La ocupación efectiva del protectorado español estaba lejos de concluirse, y la política de los distintos gobiernos del momento oscilaba entre la penetración pacífica (Médicos, escuelas) mediante acuerdos con los jefes de las cabilas, y las acciones militares, muy impopulares en la península. El tratado hispanofrancés de 1912 fijaba los límites de los protectorados respectivos sobre Marruecos. En el mismo acuerdo se decidió la internacionalización de la ciudad de Tánger.
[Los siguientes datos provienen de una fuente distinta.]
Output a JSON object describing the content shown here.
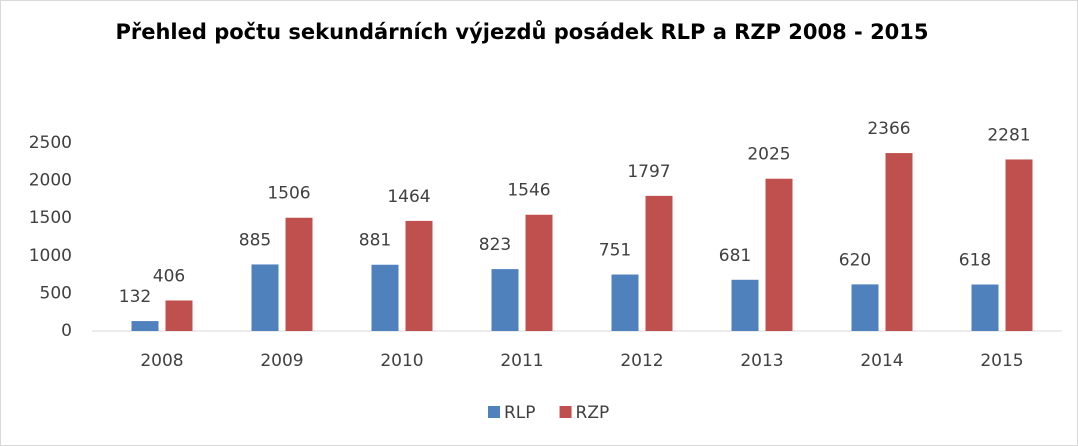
{
  "chart_data": {
    "type": "bar",
    "title": "Přehled počtu sekundárních výjezdů posádek RLP a RZP 2008 - 2015",
    "categories": [
      "2008",
      "2009",
      "2010",
      "2011",
      "2012",
      "2013",
      "2014",
      "2015"
    ],
    "series": [
      {
        "name": "RLP",
        "color": "#4f81bd",
        "values": [
          132,
          885,
          881,
          823,
          751,
          681,
          620,
          618
        ]
      },
      {
        "name": "RZP",
        "color": "#c0504d",
        "values": [
          406,
          1506,
          1464,
          1546,
          1797,
          2025,
          2366,
          2281
        ]
      }
    ],
    "ylim": [
      0,
      2500
    ],
    "yticks": [
      0,
      500,
      1000,
      1500,
      2000,
      2500
    ],
    "grid": false,
    "legend": "bottom"
  }
}
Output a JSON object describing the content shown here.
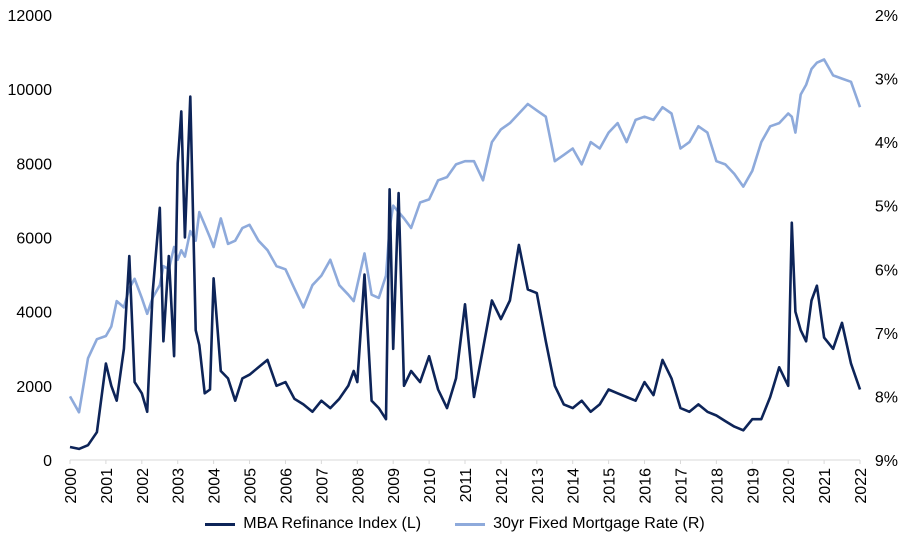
{
  "chart_data": {
    "type": "line",
    "title": "",
    "x": [
      2000.0,
      2000.25,
      2000.5,
      2000.75,
      2001.0,
      2001.15,
      2001.3,
      2001.5,
      2001.65,
      2001.8,
      2002.0,
      2002.15,
      2002.3,
      2002.5,
      2002.6,
      2002.75,
      2002.9,
      2003.0,
      2003.1,
      2003.2,
      2003.35,
      2003.5,
      2003.6,
      2003.75,
      2003.9,
      2004.0,
      2004.2,
      2004.4,
      2004.6,
      2004.8,
      2005.0,
      2005.25,
      2005.5,
      2005.75,
      2006.0,
      2006.25,
      2006.5,
      2006.75,
      2007.0,
      2007.25,
      2007.5,
      2007.75,
      2007.9,
      2008.0,
      2008.2,
      2008.4,
      2008.6,
      2008.8,
      2008.9,
      2009.0,
      2009.15,
      2009.3,
      2009.5,
      2009.75,
      2010.0,
      2010.25,
      2010.5,
      2010.75,
      2011.0,
      2011.25,
      2011.5,
      2011.75,
      2012.0,
      2012.25,
      2012.5,
      2012.75,
      2013.0,
      2013.25,
      2013.5,
      2013.75,
      2014.0,
      2014.25,
      2014.5,
      2014.75,
      2015.0,
      2015.25,
      2015.5,
      2015.75,
      2016.0,
      2016.25,
      2016.5,
      2016.75,
      2017.0,
      2017.25,
      2017.5,
      2017.75,
      2018.0,
      2018.25,
      2018.5,
      2018.75,
      2019.0,
      2019.25,
      2019.5,
      2019.75,
      2020.0,
      2020.1,
      2020.2,
      2020.35,
      2020.5,
      2020.65,
      2020.8,
      2021.0,
      2021.25,
      2021.5,
      2021.75,
      2022.0
    ],
    "series": [
      {
        "name": "MBA Refinance Index (L)",
        "axis": "left",
        "color": "#0d2458",
        "values": [
          350,
          300,
          400,
          750,
          2600,
          2000,
          1600,
          3000,
          5500,
          2100,
          1800,
          1300,
          4500,
          6800,
          3200,
          5500,
          2800,
          8000,
          9400,
          6000,
          9800,
          3500,
          3100,
          1800,
          1900,
          4900,
          2400,
          2200,
          1600,
          2200,
          2300,
          2500,
          2700,
          2000,
          2100,
          1650,
          1500,
          1300,
          1600,
          1400,
          1650,
          2000,
          2400,
          2100,
          5000,
          1600,
          1400,
          1100,
          7300,
          3000,
          7200,
          2000,
          2400,
          2100,
          2800,
          1900,
          1400,
          2200,
          4200,
          1700,
          3000,
          4300,
          3800,
          4300,
          5800,
          4600,
          4500,
          3200,
          2000,
          1500,
          1400,
          1600,
          1300,
          1500,
          1900,
          1800,
          1700,
          1600,
          2100,
          1750,
          2700,
          2200,
          1400,
          1300,
          1500,
          1300,
          1200,
          1050,
          900,
          800,
          1100,
          1100,
          1700,
          2500,
          2000,
          6400,
          4000,
          3500,
          3200,
          4300,
          4700,
          3300,
          3000,
          3700,
          2600,
          1900
        ]
      },
      {
        "name": "30yr Fixed Mortgage Rate (R)",
        "axis": "right",
        "color": "#8eaadb",
        "values": [
          8.0,
          8.25,
          7.4,
          7.1,
          7.05,
          6.9,
          6.5,
          6.6,
          6.3,
          6.15,
          6.45,
          6.7,
          6.45,
          6.25,
          5.95,
          6.0,
          5.65,
          5.85,
          5.7,
          5.8,
          5.4,
          5.55,
          5.1,
          5.3,
          5.5,
          5.65,
          5.2,
          5.6,
          5.55,
          5.35,
          5.3,
          5.55,
          5.7,
          5.95,
          6.0,
          6.3,
          6.6,
          6.25,
          6.1,
          5.85,
          6.25,
          6.4,
          6.5,
          6.25,
          5.75,
          6.4,
          6.45,
          6.1,
          5.35,
          5.0,
          5.1,
          5.2,
          5.35,
          4.95,
          4.9,
          4.6,
          4.55,
          4.35,
          4.3,
          4.3,
          4.6,
          4.0,
          3.8,
          3.7,
          3.55,
          3.4,
          3.5,
          3.6,
          4.3,
          4.2,
          4.1,
          4.35,
          4.0,
          4.1,
          3.85,
          3.7,
          4.0,
          3.65,
          3.6,
          3.65,
          3.45,
          3.55,
          4.1,
          4.0,
          3.75,
          3.85,
          4.3,
          4.35,
          4.5,
          4.7,
          4.45,
          4.0,
          3.75,
          3.7,
          3.55,
          3.6,
          3.85,
          3.25,
          3.1,
          2.85,
          2.75,
          2.7,
          2.95,
          3.0,
          3.05,
          3.45
        ]
      }
    ],
    "x_ticks": [
      "2000",
      "2001",
      "2002",
      "2003",
      "2004",
      "2005",
      "2006",
      "2007",
      "2008",
      "2009",
      "2010",
      "2011",
      "2012",
      "2013",
      "2014",
      "2015",
      "2016",
      "2017",
      "2018",
      "2019",
      "2020",
      "2021",
      "2022"
    ],
    "y_left_ticks": [
      "0",
      "2000",
      "4000",
      "6000",
      "8000",
      "10000",
      "12000"
    ],
    "y_right_ticks": [
      "2%",
      "3%",
      "4%",
      "5%",
      "6%",
      "7%",
      "8%",
      "9%"
    ],
    "xlim": [
      2000,
      2022
    ],
    "ylim_left": [
      0,
      12000
    ],
    "ylim_right": [
      9,
      2
    ],
    "right_axis_inverted": true,
    "grid": false,
    "legend": "bottom",
    "legend_entries": [
      "MBA Refinance Index (L)",
      "30yr Fixed Mortgage Rate (R)"
    ]
  }
}
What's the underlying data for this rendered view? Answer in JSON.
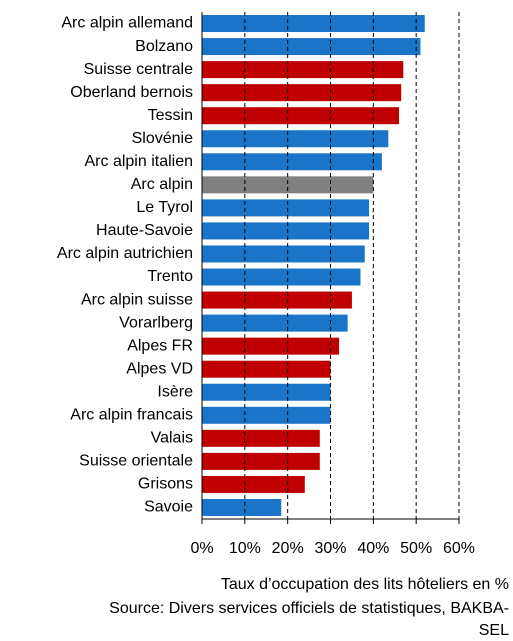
{
  "chart_data": {
    "type": "barh",
    "categories": [
      "Arc alpin allemand",
      "Bolzano",
      "Suisse centrale",
      "Oberland bernois",
      "Tessin",
      "Slovénie",
      "Arc alpin italien",
      "Arc alpin",
      "Le Tyrol",
      "Haute-Savoie",
      "Arc alpin autrichien",
      "Trento",
      "Arc alpin suisse",
      "Vorarlberg",
      "Alpes FR",
      "Alpes VD",
      "Isère",
      "Arc alpin francais",
      "Valais",
      "Suisse orientale",
      "Grisons",
      "Savoie"
    ],
    "values": [
      52,
      51,
      47,
      46.5,
      46,
      43.5,
      42,
      40,
      39,
      39,
      38,
      37,
      35,
      34,
      32,
      30,
      30,
      30,
      27.5,
      27.5,
      24,
      18.5
    ],
    "colors": [
      "#1a74c8",
      "#1a74c8",
      "#c00000",
      "#c00000",
      "#c00000",
      "#1a74c8",
      "#1a74c8",
      "#808080",
      "#1a74c8",
      "#1a74c8",
      "#1a74c8",
      "#1a74c8",
      "#c00000",
      "#1a74c8",
      "#c00000",
      "#c00000",
      "#1a74c8",
      "#1a74c8",
      "#c00000",
      "#c00000",
      "#c00000",
      "#1a74c8"
    ],
    "xlim": [
      0,
      60
    ],
    "xticks": [
      {
        "value": 0,
        "label": "0%"
      },
      {
        "value": 10,
        "label": "10%"
      },
      {
        "value": 20,
        "label": "20%"
      },
      {
        "value": 30,
        "label": "30%"
      },
      {
        "value": 40,
        "label": "40%"
      },
      {
        "value": 50,
        "label": "50%"
      },
      {
        "value": 60,
        "label": "60%"
      }
    ],
    "grid": true,
    "xlabel": "Taux d’occupation des lits hôteliers en %",
    "source": [
      "Source: Divers services officiels de statistiques, BAKBA-",
      "SEL"
    ]
  }
}
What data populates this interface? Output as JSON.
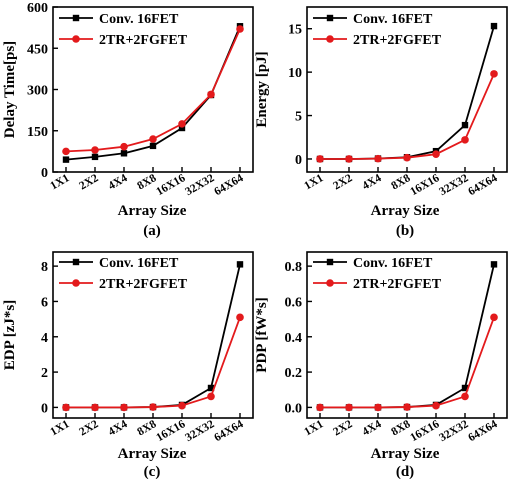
{
  "chart_data": [
    {
      "type": "line",
      "panel_label": "(a)",
      "xlabel": "Array Size",
      "ylabel": "Delay Time[ps]",
      "categories": [
        "1X1",
        "2X2",
        "4X4",
        "8X8",
        "16X16",
        "32X32",
        "64X64"
      ],
      "ylim": [
        0,
        600
      ],
      "yticks": [
        0,
        150,
        300,
        450,
        600
      ],
      "ytick_labels": [
        "0",
        "150",
        "300",
        "450",
        "600"
      ],
      "legend_position": "top-left",
      "grid": false,
      "series": [
        {
          "name": "Conv. 16FET",
          "color": "#000000",
          "marker": "square",
          "values": [
            45,
            55,
            68,
            95,
            160,
            280,
            530
          ]
        },
        {
          "name": "2TR+2FGFET",
          "color": "#e31a1c",
          "marker": "circle",
          "values": [
            75,
            80,
            92,
            120,
            175,
            282,
            520
          ]
        }
      ]
    },
    {
      "type": "line",
      "panel_label": "(b)",
      "xlabel": "Array Size",
      "ylabel": "Energy [pJ]",
      "categories": [
        "1X1",
        "2X2",
        "4X4",
        "8X8",
        "16X16",
        "32X32",
        "64X64"
      ],
      "ylim": [
        -1.5,
        17.5
      ],
      "yticks": [
        0,
        5,
        10,
        15
      ],
      "ytick_labels": [
        "0",
        "5",
        "10",
        "15"
      ],
      "legend_position": "top-left",
      "grid": false,
      "series": [
        {
          "name": "Conv. 16FET",
          "color": "#000000",
          "marker": "square",
          "values": [
            0,
            0,
            0.05,
            0.2,
            0.9,
            3.9,
            15.3
          ]
        },
        {
          "name": "2TR+2FGFET",
          "color": "#e31a1c",
          "marker": "circle",
          "values": [
            0,
            0,
            0.04,
            0.15,
            0.55,
            2.2,
            9.8
          ]
        }
      ]
    },
    {
      "type": "line",
      "panel_label": "(c)",
      "xlabel": "Array Size",
      "ylabel": "EDP [zJ*s]",
      "categories": [
        "1X1",
        "2X2",
        "4X4",
        "8X8",
        "16X16",
        "32X32",
        "64X64"
      ],
      "ylim": [
        -0.6,
        8.8
      ],
      "yticks": [
        0,
        2,
        4,
        6,
        8
      ],
      "ytick_labels": [
        "0",
        "2",
        "4",
        "6",
        "8"
      ],
      "legend_position": "top-left",
      "grid": false,
      "series": [
        {
          "name": "Conv. 16FET",
          "color": "#000000",
          "marker": "square",
          "values": [
            0,
            0,
            0,
            0.02,
            0.14,
            1.1,
            8.1
          ]
        },
        {
          "name": "2TR+2FGFET",
          "color": "#e31a1c",
          "marker": "circle",
          "values": [
            0,
            0,
            0,
            0.02,
            0.1,
            0.62,
            5.1
          ]
        }
      ]
    },
    {
      "type": "line",
      "panel_label": "(d)",
      "xlabel": "Array Size",
      "ylabel": "PDP [fW*s]",
      "categories": [
        "1X1",
        "2X2",
        "4X4",
        "8X8",
        "16X16",
        "32X32",
        "64X64"
      ],
      "ylim": [
        -0.06,
        0.88
      ],
      "yticks": [
        0.0,
        0.2,
        0.4,
        0.6,
        0.8
      ],
      "ytick_labels": [
        "0.0",
        "0.2",
        "0.4",
        "0.6",
        "0.8"
      ],
      "legend_position": "top-left",
      "grid": false,
      "series": [
        {
          "name": "Conv. 16FET",
          "color": "#000000",
          "marker": "square",
          "values": [
            0,
            0,
            0,
            0.002,
            0.014,
            0.11,
            0.81
          ]
        },
        {
          "name": "2TR+2FGFET",
          "color": "#e31a1c",
          "marker": "circle",
          "values": [
            0,
            0,
            0,
            0.002,
            0.01,
            0.062,
            0.51
          ]
        }
      ]
    }
  ]
}
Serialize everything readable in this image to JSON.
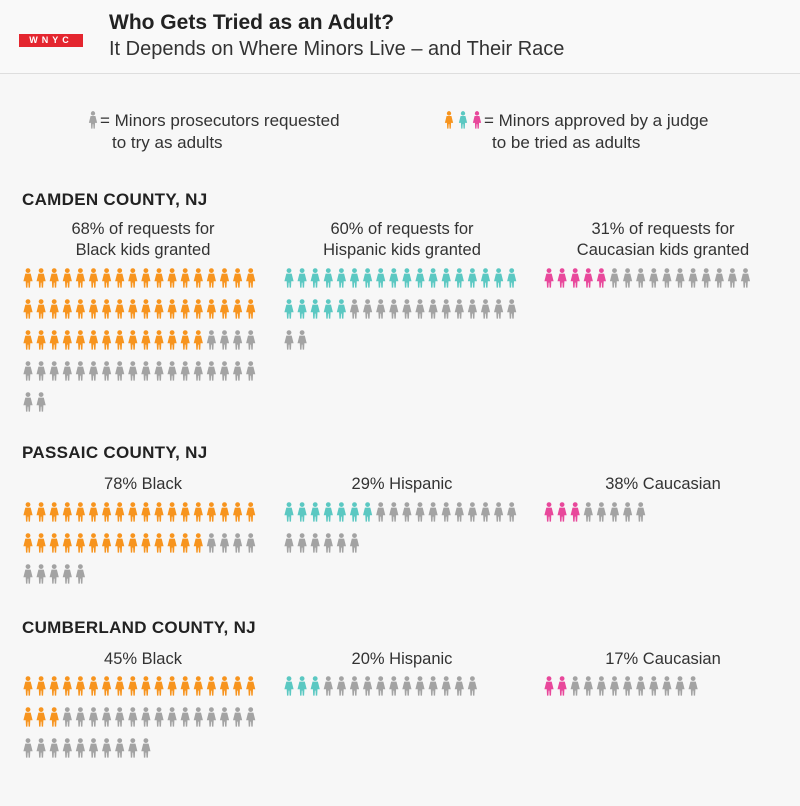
{
  "header": {
    "logo_text": "WNYC",
    "title": "Who Gets Tried as an Adult?",
    "subtitle": "It Depends on Where Minors Live – and Their Race"
  },
  "legend": {
    "requested_line1": "= Minors prosecutors requested",
    "requested_line2": "to try as adults",
    "approved_line1": "= Minors approved by a judge",
    "approved_line2": "to be tried as adults"
  },
  "colors": {
    "requested": "#a3a3a3",
    "black": "#f7941e",
    "hispanic": "#5bc8c2",
    "caucasian": "#e8489b"
  },
  "icon": "person-icon",
  "chart_data": [
    {
      "type": "pictogram",
      "county": "CAMDEN COUNTY, NJ",
      "groups": [
        {
          "race": "Black",
          "label_line1": "68% of requests for",
          "label_line2": "Black kids granted",
          "requested": 74,
          "approved": 50,
          "percent_granted": 68
        },
        {
          "race": "Hispanic",
          "label_line1": "60% of requests for",
          "label_line2": "Hispanic kids granted",
          "requested": 38,
          "approved": 23,
          "percent_granted": 60
        },
        {
          "race": "Caucasian",
          "label_line1": "31% of requests for",
          "label_line2": "Caucasian  kids granted",
          "requested": 16,
          "approved": 5,
          "percent_granted": 31
        }
      ]
    },
    {
      "type": "pictogram",
      "county": "PASSAIC COUNTY, NJ",
      "groups": [
        {
          "race": "Black",
          "label_line1": "78% Black",
          "label_line2": "",
          "requested": 41,
          "approved": 32,
          "percent_granted": 78
        },
        {
          "race": "Hispanic",
          "label_line1": "29% Hispanic",
          "label_line2": "",
          "requested": 24,
          "approved": 7,
          "percent_granted": 29
        },
        {
          "race": "Caucasian",
          "label_line1": "38% Caucasian",
          "label_line2": "",
          "requested": 8,
          "approved": 3,
          "percent_granted": 38
        }
      ]
    },
    {
      "type": "pictogram",
      "county": "CUMBERLAND COUNTY, NJ",
      "groups": [
        {
          "race": "Black",
          "label_line1": "45% Black",
          "label_line2": "",
          "requested": 46,
          "approved": 21,
          "percent_granted": 45
        },
        {
          "race": "Hispanic",
          "label_line1": "20% Hispanic",
          "label_line2": "",
          "requested": 15,
          "approved": 3,
          "percent_granted": 20
        },
        {
          "race": "Caucasian",
          "label_line1": "17% Caucasian",
          "label_line2": "",
          "requested": 12,
          "approved": 2,
          "percent_granted": 17
        }
      ]
    }
  ]
}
En 1913 las tropas españolas emprendieron una nueva ofensiva que comportó la ocupación de Tetuán, pero los rifeños iniciaron una resistencia activa que obligó al gobierno español a cambiar de estrategia. A partir de entonces la política española se basó fundamentalmente en una penetración pacífica que permitió al general Jordana, hasta 1919 alto comisario español, ocupar importantes posiciones en la zona occidental, entre Tetuán y Larache. Sin embargo, desde ese año se impuso un cambio de estrategia: el nuevo alto comisario, el general Berenguer, planeó un conjunto de operaciones con el propósito de liquidar el problema militarmente. Su objetivo consistía en ocupar la zona occidental del protectorado mientras el general Fernández Silvestre hacía lo propio en la zona oriental. La operación decisiva debía llevarse a cabo con la conquista de la bahía de Alhucemas, que permitiría unir las dos comandancias, la de Ceuta y la de Melilla. Frente a las tropas españolas, las cabilas se había unido al mando de Abd-el-Krim, el cual demostró una gran capacidad táctica y estratégica, unida sin duda al perfecto conocimiento del terreno donde habían de desarrollarse las operaciones. Berenguer consiguió capturar Xauen en 1920 y tomar así la inciativa. Las cosas en cambio fueron mucho peor en la zona oriental. A la hora de planear el avance de las fuerzas del general Fernández Silvestre hacia Alhucemas, no se tuvo en cuenta la capacidad operativa de las cabilas. En el verano de 1921 la progresión española se mostró altamente vulnerable, ya que las comunicaciones con la retaguardia se hicieron cada vez más difíciles ante los ataques riffeños. Las fuerzas españolas concentradas en Annual, unos 80 kilómetros al oeste de Melilla, se vieron cercadas por las cabilas de Abd-el-Krim, que cortaron los suministros. La retirada ordenada por el general Fernández Silvestre (22 de julio) se conviritó en una desbandada que arrastró consigo al conjunto de posiciones de toda la zona oriental (Monte Arruit, Dar Drius, Igueriben, Ben-Tieb) que fueron asaltadas.

El número de bajas alcanzó una cifra próxima a los 12.000 hombres, y la propia ciudad de Melilla quedó al alcance de las cabilas. El desastre anuló los avances conseguidos en los doce años anteriores y provocó una oleada de protestas en toda España.